The authors investigated and directly compared the acute effects of LSD and psilocybin in healthy participants in a well-blinded study. They concluded that psilocybin 15 mg exerted clearly weaker subjective effects, and both agents had dose-dependent effect durations (significantly longer for LSD), stimulant autonomic effects, and increased endocrine parameters. Body weight had no influence on blood concentrations. The investigators noted the data further supported the notion that states of consciousness alteration induced by LSD and psilocybin are more likely dose-dependent rather than substance-dependent. In addition, they concluded the differences in the pharmacological profiles of LSD and psilocybin do not relevantly influence subjectively experienced effects of both psychedelics.

Study strengths included the within-subjects design and the use of well-characterized, fixed dosing. The primary study limitations were the use of a highly controlled setting and the participation of healthy participants only.

The Bottom Line

This study supports dose finding for research and psychedelic-assisted therapy. Psilocybin 20 mg is likely equivalent to LSD 100 µg. There was no evidence for qualitative differences in altered states of consciousness, except for a shorter duration of action for psilocybin.

Dr Miller is a professor in the Department of Psychiatry and Health Behavior, Augusta University, Augusta, GA. He is on the Editorial Board and serves as the schizophrenia section chief for Psychiatric Times™. The author reports that he receives research support from Augusta University, the National Institute of Mental Health, and the Stanley Medical Research Institute.

References

1. Carhart-Harris R, Giribaldi B, Watts R, et al. Trial of psilocybin versus escitalopram for depression. N Engl J Med. 2021;384(15):1402-1411.

2. Griffiths RR, Johnson MW, Carducci MA, et al. Psilocybin produces substantial and sustained decreases in depression and anxiety in patients with life-threatening cancer: a randomized double-blind trial. J Psychopharmacol. 2016;30(12):1181-1197.

3. Davis AK, Barrett FS, May DG, et al. Effects of psilocybin-assisted therapy on major depressive disorder: a randomized clinical trial. JAMA Psychiatry. 2021;78(5):481-489.

4. Gasser P, Kirchner K, Passie T. LSD-assisted psychotherapy for anxiety associated with a life-threatening disease: a qualitative study of acute and sustained subjective effects. J Psychopharmacol. 2015;29(1):57-68.

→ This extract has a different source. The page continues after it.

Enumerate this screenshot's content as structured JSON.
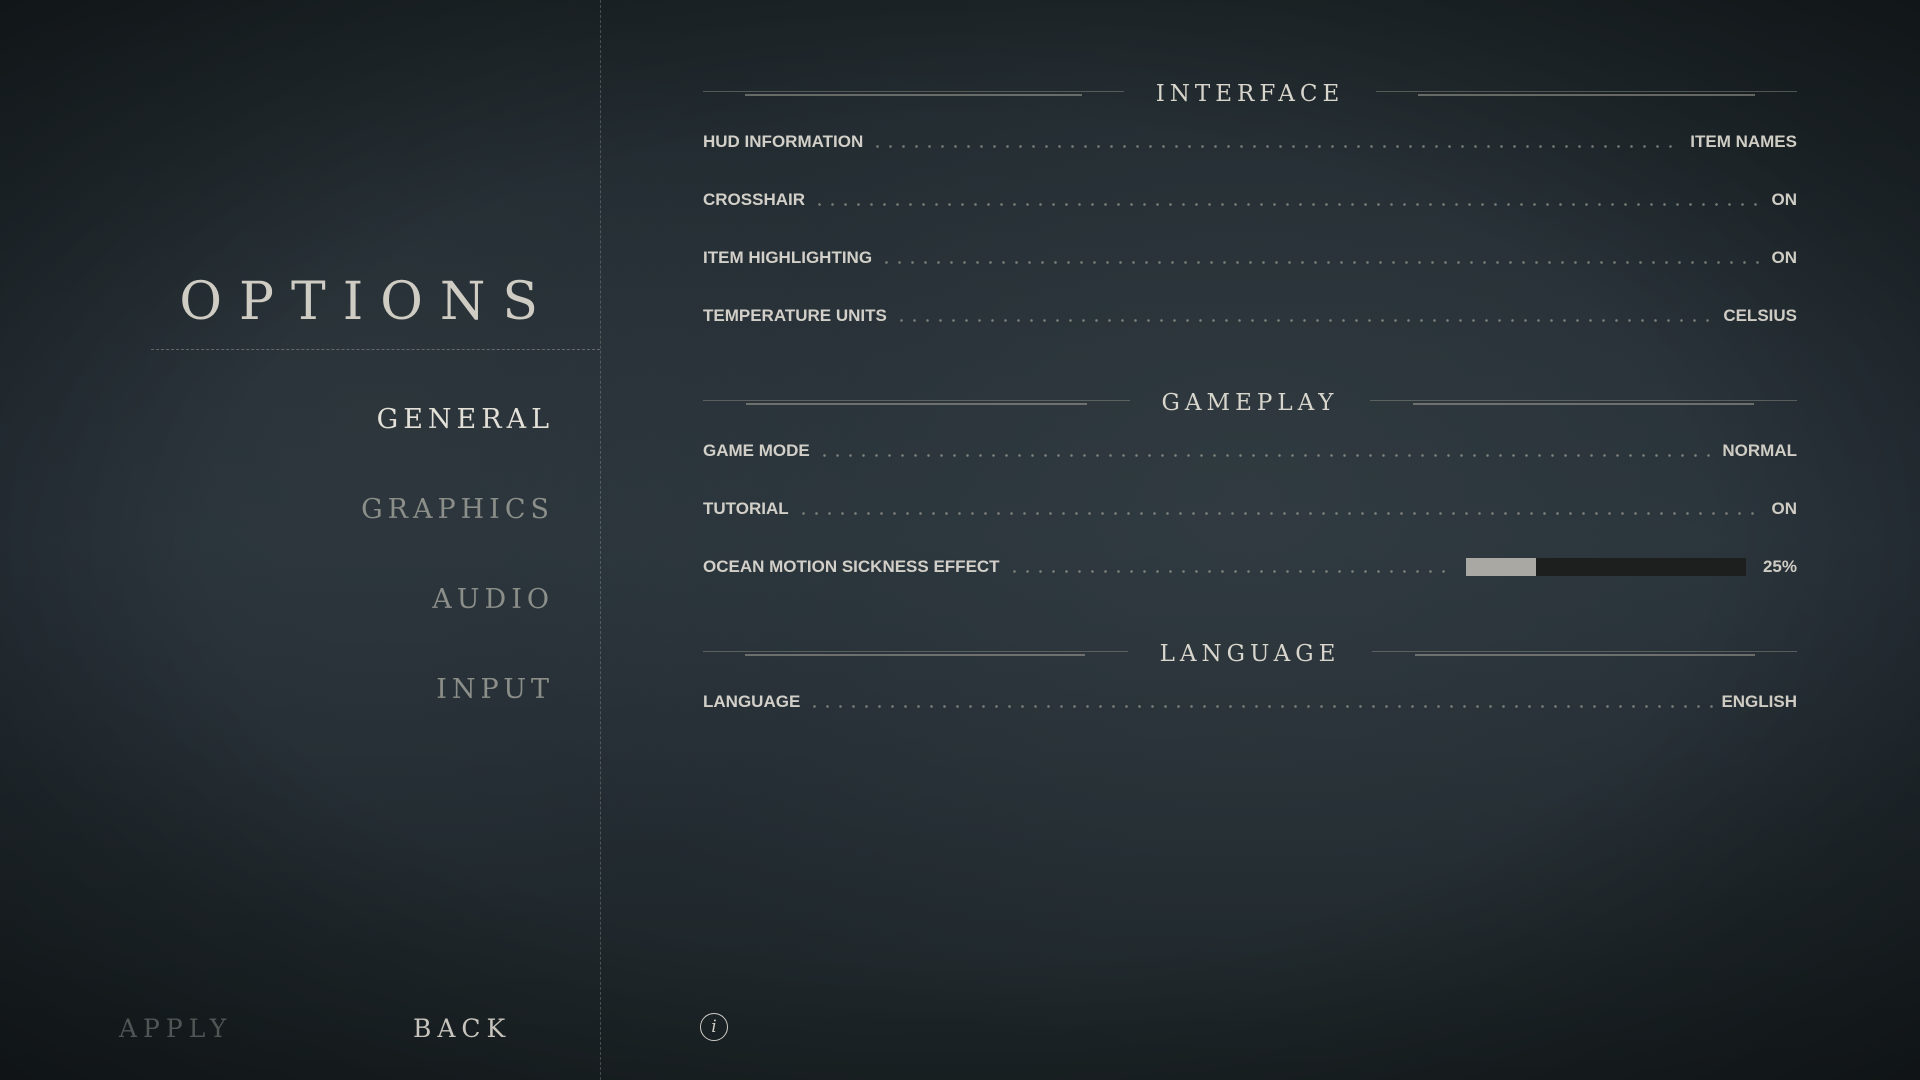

5. Rickli A, Moning OD, Hoener MC, Liechti ME. Receptor interaction profiles of novel psychoactive tryptamines compared with classic hallucinogens. Eur Neuropsychopharmacol. 2016;26(8):1327-1337.

6. Holze F, Ley L, Muller F, et al. Direct comparison of the acute effects of lysergic acid diethylamide and psilocybin in a double-blind placebo-controlled study in healthy subjects. Neuropsychopharmacology. 2022;47(6):1180-1187.